Karol Markowicz

Karol Markowicz

Opinion

Selfies get a bad rap — but they’re here to stay

If you’ve visited Instagram, Facebook, Match.com or other social media/dating sites in the past few years, you’ve likely been greeted by a woman, lips pursed, head angled and arm extended, in a picture that looks remarkably similar to all of her other photographs.

Or perhaps you’ve seen a man, flexing, possibly shirtless, in the mirror, cellphone often visible off to the side. There’s no doubt in these pictures that there’s no photographer at the other end of the shot.

They’re “selfies.”

We’re the “selfie” generation, and we enjoy taking a multitude of photos of ourselves and sharing them with our friends, acquaintances and strangers.

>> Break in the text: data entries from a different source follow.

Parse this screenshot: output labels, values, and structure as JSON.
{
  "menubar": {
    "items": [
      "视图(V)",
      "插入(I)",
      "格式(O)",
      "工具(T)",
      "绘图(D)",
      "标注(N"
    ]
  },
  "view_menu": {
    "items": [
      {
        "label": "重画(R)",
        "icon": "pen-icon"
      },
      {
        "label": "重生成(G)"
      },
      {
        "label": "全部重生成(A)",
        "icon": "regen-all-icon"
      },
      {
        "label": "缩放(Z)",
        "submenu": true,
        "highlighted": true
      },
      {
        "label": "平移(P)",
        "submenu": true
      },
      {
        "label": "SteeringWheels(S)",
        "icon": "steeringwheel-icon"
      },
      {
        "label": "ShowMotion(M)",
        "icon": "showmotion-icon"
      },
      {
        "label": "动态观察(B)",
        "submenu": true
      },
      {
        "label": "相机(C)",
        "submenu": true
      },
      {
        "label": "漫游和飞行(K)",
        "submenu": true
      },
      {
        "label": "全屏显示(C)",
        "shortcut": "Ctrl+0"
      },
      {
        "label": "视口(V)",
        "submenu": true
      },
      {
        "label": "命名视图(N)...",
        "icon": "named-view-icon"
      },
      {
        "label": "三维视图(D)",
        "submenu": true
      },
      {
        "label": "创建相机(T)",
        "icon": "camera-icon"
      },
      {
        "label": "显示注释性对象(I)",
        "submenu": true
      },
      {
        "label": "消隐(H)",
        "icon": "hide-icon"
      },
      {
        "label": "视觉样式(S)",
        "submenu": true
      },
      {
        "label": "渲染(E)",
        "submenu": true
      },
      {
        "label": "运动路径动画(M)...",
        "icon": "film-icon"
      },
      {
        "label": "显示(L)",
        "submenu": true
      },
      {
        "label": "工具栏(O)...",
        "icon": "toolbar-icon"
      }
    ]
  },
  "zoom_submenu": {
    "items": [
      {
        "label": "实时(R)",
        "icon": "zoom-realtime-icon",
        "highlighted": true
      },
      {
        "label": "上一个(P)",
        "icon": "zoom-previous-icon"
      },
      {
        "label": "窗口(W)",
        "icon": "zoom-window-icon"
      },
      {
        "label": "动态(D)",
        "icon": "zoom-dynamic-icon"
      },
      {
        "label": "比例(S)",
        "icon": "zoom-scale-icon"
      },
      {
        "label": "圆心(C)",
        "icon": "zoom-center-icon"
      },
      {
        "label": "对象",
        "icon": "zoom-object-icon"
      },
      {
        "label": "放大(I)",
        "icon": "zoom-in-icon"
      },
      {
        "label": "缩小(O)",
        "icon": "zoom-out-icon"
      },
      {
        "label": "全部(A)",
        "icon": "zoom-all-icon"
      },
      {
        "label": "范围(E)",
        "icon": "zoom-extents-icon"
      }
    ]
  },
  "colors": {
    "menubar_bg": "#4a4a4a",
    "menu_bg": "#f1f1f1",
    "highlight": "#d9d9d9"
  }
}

Is this new? Not completely.

A married couple who honeymooned 15 years ago probably has plenty of “selfies,” taken not with their cellphones but with a camera strategically pointed at them and the attraction behind them.

They’re not the greatest pictures ever taken. But unless the couple wanted to stop stranger after stranger and ask them to snap the shot, it was pretty much the only way to do it.

Then came the cellphone camera, and selfies became part of our everyday life.

On its heels we got the “selfie stick,” a device that allows you to attach your cellphone and that extends away from you in order to capture everyone in a single shot.

To its snap-happy users, it’s market innovation at work.

To its detractors, it’s the unholy union of millennial narcissism and crass consumerism.

And now there’s a movement to ban the selfie sticks — and even selfies in general.

Get you and your selfie stick off my lawn.

While some selfie bans are logical, most of the bans are pure snobbery.

New York’s ban on selfies with lions, tigers and other such beasts is reasonable because, well, they could kill you while you’re making your most alluring duck face.

You may think you’re adorable, but that camera flash and its annoying clicking noises aren’t music to the ears of a jungle cat.

Same goes for the selfie ban at Pamplona’s Running of the Bulls festival. And perhaps Disney World’s move this week to ban selfie sticks is for safety’s sake, and not — as the cynical among us might think — so that Disney can sell us the photos taken by their employed photographers.

But a ban on fans at the Cannes Film Festival taking selfies with celebs is unnecessary, except to keep the riffraff away from the special people.

A similar ban at the Met Gala went entirely ignored. Lady Gaga and Justin Bieber will likely still be invited back next year despite snapping a selfie and posting it on social media (another no-no).

La Garoupe beach in Cap d’Antibes, France, banned selfies last summer to cut down on social-media bragging. The police in the town, which actually did enforce the ban, might have too much time on their hands.

There is, of course, the antisocial angle to the selfie backlash.

We have our food delivered from Seamless, without ever having to speak to anyone to get our beef and broccoli right to our door. Groceries come from Fresh Direct so we never have to answer, “Paper or plastic?” Our lobbies and porches are filled with boxes from Amazon.

The fact is, we’ve mastered living without communicating much with strangers. The selfie stick is merely the self-portrait extension (no pun intended) of that.

Additionally, let’s face it, selfies are often the best pictures we have of ourselves. We know the most flattering angle and light for our face and can nail it most frequently when we’re taking our own picture.

The unspoken issue most people really have with selfies is the incessant posting of them on social media.

We live in a time of rampant exhibitionism where people enjoy sharing every aspect of their lives with the public at large.

Maybe we’re all sick of seeing each other all the time. But that’s a different complaint than of selfies themselves.

No one’s forcing you to live digitally. Get off Facebook and Instagram if they annoy you. Pester strangers to take your picture, if that’s what you’re into.

Or take that selfie and share it proudly with the world. The choice is — or should be — yours.